My research interests are in the understanding of the pathophysiological mechanisms underlying neurodegeneration in amyotrophic lateral sclerosis (ALS). While upper and lower motor neuron signs typical co-exist in ALS, the precise site of onset of ALS and the mechanisms governing the relationship of upper and lower motor neuronal involvement, and thereby neurodegeneration remains an important issue. Clarification of the site of ALS onset has implications for future nerve regeneration projects (e.g. stem cells) that may be considered for ALS. At present, if such therapy were available, there is no consensus as to which level the therapy should be directed – brain, spinal cord or peripheral nerve.
Employing the novel threshold tracking transcranial magnetic stimulation (TMS) technique for assessing cortical excitability that I developed during my PhD thesis at University of New South Wales, we established that cortical hyperexcitability is an early feature in sporadic ALS correlating with axonal degeneration. Separately, I established that the development of cortical hyperexcitability precedes the clinical onset of familial forms of ALS, thereby strongly suggesting that ALS begins in the motor cortex and that the ensuing anterior horn cell degeneration was mediated by glutamate excitotoxicity. The series of manuscript detailing these findings were published in Brain, one of the highest ranking neurology journals and on the back of these studies a clinical drug trial is currently being conducted through the Neuroscience Research Australia (NEURA), on which I am an investigator. Of further relevance, my research has established normal cortical function in asymptomatic superoxide dismutase-1 gene mutation carriers, using a combination of threshold tracking TMS and diffusion tensor imaging techniques, thereby arguing against the need for prophylactic therapy in this group. I have recently been awarded the prestigious W.A.B Brazier award by the International Federation of Clinical Neurophysiology.
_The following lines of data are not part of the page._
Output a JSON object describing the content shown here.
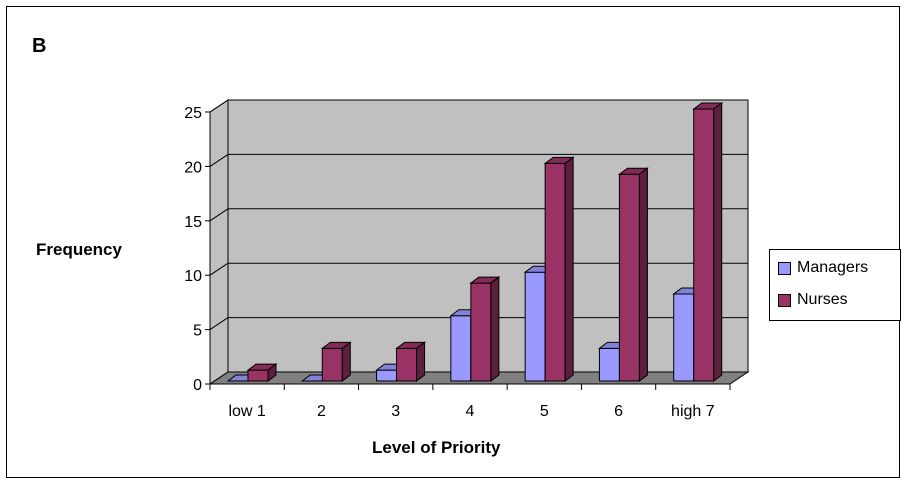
{
  "chart_data": {
    "type": "bar",
    "panel_label": "B",
    "title": "",
    "xlabel": "Level of Priority",
    "ylabel": "Frequency",
    "categories": [
      "low 1",
      "2",
      "3",
      "4",
      "5",
      "6",
      "high 7"
    ],
    "series": [
      {
        "name": "Managers",
        "values": [
          0,
          0,
          1,
          6,
          10,
          3,
          8
        ],
        "color": "#9999ff"
      },
      {
        "name": "Nurses",
        "values": [
          1,
          3,
          3,
          9,
          20,
          19,
          25
        ],
        "color": "#993366"
      }
    ],
    "ylim": [
      0,
      25
    ],
    "yticks": [
      0,
      5,
      10,
      15,
      20,
      25
    ],
    "grid": true,
    "legend_position": "right",
    "plot_area_color": "#c0c0c0",
    "floor_color": "#808080"
  }
}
In addition to these pathophysiological studies in ALS, my research has also focused on better defining the varied clinical phenotypes of ALS. Utilizing the threshold tracking TMS technique, I established sub-clinical cortical involvement in the flail-arm-variant ALS, thereby suggesting that the flail-arm-variant ALS was unusual phenotype of ALS with prolonged survival. Further, a pure bulbar palsy phenotype of ALS was also identified that was distinguishable form bulbar onset ALS by a relatively normal cortical excitability. Phenotyping these unusual ALS variants will result in better prognostication and more equitable recruitment into different arms of clinical drug trials.
In parallel to studies on ALS patients, I investigated the specificity of cortical hyperexcitability in neuromuscular disorders by assessing a cohort of patients with Kennedy’s disease, a sensorimotor neuronopathy that mimics ALS. I established that cortical hyperexcitability was specific to ALS, thereby providing further support for the excitotoxic theory in ALS and resolving a controversy that cortical dysfunction was evident in Kennedy’s disease. In addition to providing support for the excitotoxic theory, this study suggested that the threshold tracking transcranial magnetic stimulation (TMS) technique was a useful diagnostic technique in the clinical setting. A manuscript detailing these findings was published in Clinical Neurophysiology, the official journal of the International Federation of Clinical Neurophysiology. In addition, the manuscript was the subject of an editorial by Professor Andrew Eisen, one of the world experts and opinion leaders on ALS. Further, I was awarded the prestigious Golseth Young Investigator Award, by the American Association of Neuromuscular and Electrodiagnostic Medicine (AANEM) in October 2007, and the threshold tracking TMS technique was recently short-listed for a “Prize for Life” (March 2009), submitted by NSW innovations.
Of further relevance, I have also investigated the specificity of cortical hyperexcitability in neuromuscular disorders other than Kennedy’s disease, including acquired neuromyotonia and distal hereditary motor neuronopathy with pyramidal features, a disorder previously labeled as ALS type 4. My research established normal cortical excitability in these two disorders, clearly distinguishing ALS from the mimic disorders. In addition to indicating that the threshold tracking TMS technique is of diagnostic utility, these studies lend further support for the excitotoxic theory of ALS.
Currently, I am heading a multicenter study in Australia which aims to further clarify the site of ALS disease onset. Specifically, this project combines diffusion tensor imaging, volumetric MRI studies for determining cortical thickness and sodium coil imaging, along with Bayesian MUNE techniques and quantitative EMG to help clarify site of disease onset.